I woke up at 2:30 a.m. in a hotel room in Illinois, 300 miles from home. The room was cold and dark. Sleet pelted against the window. I opened the curtains. Snow covered the windshield of the car.
Dread of the next day’s trip home twisted my stomach. Why had I ever decided to visit friends in weather like this? The fear lurched into other questions. What if the car wouldn’t start? What if I slid on the ice and rolled off of the highway? What if I wrecked the car?
God, help me, I thought. I am so afraid.
An answer appeared dimly on the other side of my fear: Just think about God for ten minutes.
Ten minutes, I thought. I can do that.
“Let’s see,” I said to myself. “Jesus loves me. He died for me. He’s with me right now.”
I stopped for a minute. The sleet sounded louder against the window. “Jesus knows I’m afraid.” My voice sounded tiny in the small room. “He’ll help me.”
I found Gideon’s Bible in the nightstand and crinkled the pages until I found a psalm that would help me keep my mind on God. It was Psalm 107 – and seemed made for people in trouble.
In each stanza of that psalm, the Israelites are in the middle of a crisis – and usually, it’s a mess they have brought on themselves. Sometimes they are lost:
Some wandered in desert wastelands,
Finding no way to a city where they could settle.
They were hungry and thirsty,
And their lives ebbed away. (v. 4-6).
Or rebellious:
Some became fools through their rebellious ways
And suffered affliction because of their iniquities.
They loathed all food
And drew near the point of death (v. 17-18).
The Israelites are hungry, imprisoned, addicted – even drowning at sea. Yet in each instance, they turn from looking at the problem to looking to God.
Then they cried out to the Lord in their trouble
And he delivered them from their distress (v. 13).

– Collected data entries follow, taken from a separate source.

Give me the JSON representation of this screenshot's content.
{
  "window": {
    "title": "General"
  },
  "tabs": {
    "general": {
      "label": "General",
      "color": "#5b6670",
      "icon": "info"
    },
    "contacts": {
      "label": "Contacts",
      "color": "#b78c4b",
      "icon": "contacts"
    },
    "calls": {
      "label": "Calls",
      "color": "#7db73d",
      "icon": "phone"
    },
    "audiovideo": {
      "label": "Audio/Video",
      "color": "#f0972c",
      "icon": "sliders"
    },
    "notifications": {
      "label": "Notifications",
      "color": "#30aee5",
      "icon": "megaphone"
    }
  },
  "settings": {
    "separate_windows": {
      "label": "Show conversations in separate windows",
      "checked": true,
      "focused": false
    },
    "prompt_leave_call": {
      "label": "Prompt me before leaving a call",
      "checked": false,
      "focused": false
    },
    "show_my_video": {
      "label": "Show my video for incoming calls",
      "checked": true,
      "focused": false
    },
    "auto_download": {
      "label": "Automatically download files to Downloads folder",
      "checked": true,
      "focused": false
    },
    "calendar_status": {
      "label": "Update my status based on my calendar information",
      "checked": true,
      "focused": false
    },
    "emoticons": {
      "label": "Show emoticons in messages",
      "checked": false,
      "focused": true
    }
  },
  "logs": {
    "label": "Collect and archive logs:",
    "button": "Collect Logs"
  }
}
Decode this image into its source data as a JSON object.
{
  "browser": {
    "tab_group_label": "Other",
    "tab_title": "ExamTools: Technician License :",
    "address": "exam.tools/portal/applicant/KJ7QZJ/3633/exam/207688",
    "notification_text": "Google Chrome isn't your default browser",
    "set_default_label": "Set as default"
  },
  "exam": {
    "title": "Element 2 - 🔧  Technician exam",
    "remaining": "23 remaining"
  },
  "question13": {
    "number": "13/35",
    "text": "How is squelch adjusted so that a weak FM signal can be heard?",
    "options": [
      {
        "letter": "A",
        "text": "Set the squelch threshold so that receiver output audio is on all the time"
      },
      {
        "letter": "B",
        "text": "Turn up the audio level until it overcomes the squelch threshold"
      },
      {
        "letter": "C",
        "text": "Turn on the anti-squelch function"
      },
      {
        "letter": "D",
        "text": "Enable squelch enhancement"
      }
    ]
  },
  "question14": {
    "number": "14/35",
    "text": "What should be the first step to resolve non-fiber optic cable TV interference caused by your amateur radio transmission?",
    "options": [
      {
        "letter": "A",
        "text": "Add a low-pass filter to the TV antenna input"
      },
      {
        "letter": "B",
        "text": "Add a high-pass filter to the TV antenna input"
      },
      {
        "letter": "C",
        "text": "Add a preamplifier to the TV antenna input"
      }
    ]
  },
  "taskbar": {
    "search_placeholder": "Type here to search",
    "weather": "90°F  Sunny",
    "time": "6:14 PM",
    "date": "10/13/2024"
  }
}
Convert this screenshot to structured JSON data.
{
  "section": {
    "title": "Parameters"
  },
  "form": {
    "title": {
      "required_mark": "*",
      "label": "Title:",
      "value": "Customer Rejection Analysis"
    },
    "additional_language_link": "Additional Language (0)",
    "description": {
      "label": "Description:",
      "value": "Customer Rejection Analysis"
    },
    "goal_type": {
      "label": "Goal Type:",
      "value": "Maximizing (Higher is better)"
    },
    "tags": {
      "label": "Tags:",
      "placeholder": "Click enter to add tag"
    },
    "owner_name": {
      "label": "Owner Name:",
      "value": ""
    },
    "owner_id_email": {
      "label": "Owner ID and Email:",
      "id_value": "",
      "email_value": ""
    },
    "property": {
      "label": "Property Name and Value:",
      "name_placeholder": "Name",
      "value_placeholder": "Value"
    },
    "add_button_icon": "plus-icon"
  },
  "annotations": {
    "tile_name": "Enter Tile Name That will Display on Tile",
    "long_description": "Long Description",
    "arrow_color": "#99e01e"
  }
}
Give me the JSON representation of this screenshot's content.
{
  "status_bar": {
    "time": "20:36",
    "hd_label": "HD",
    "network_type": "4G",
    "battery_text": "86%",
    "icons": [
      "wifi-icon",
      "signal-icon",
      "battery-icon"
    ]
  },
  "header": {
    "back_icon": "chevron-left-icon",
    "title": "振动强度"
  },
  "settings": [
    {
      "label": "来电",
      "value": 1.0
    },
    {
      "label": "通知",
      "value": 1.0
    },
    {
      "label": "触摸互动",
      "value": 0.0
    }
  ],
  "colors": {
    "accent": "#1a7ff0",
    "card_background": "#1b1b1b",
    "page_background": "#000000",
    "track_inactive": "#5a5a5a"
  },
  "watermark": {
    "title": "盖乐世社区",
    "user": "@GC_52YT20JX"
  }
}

God never forsakes them. The hungry are fed; the imprisoned are freed; the addicted are healed; and the mariners are saved. Each problem turns into a new way to see the power and love of God. It becomes a psalm of praise.
Let them give thanks to the Lord for his unfailing love
And his wonderful deeds for men,
For he satisfies the thirsty
And fills the hungry with good things (v. 8-9).
The ten minutes I had planned to spend thinking about God had stretched into half an hour. God took care of the Israelites, and I could now believe that He would also take care of me – even in the middle of a snowstorm.
I lay back down on the bed, repeating the verses I could remember from Psalm 107. The words swept over me like a blanket, and I fell asleep.
The next day I drove home in a snowstorm, filled with His peace.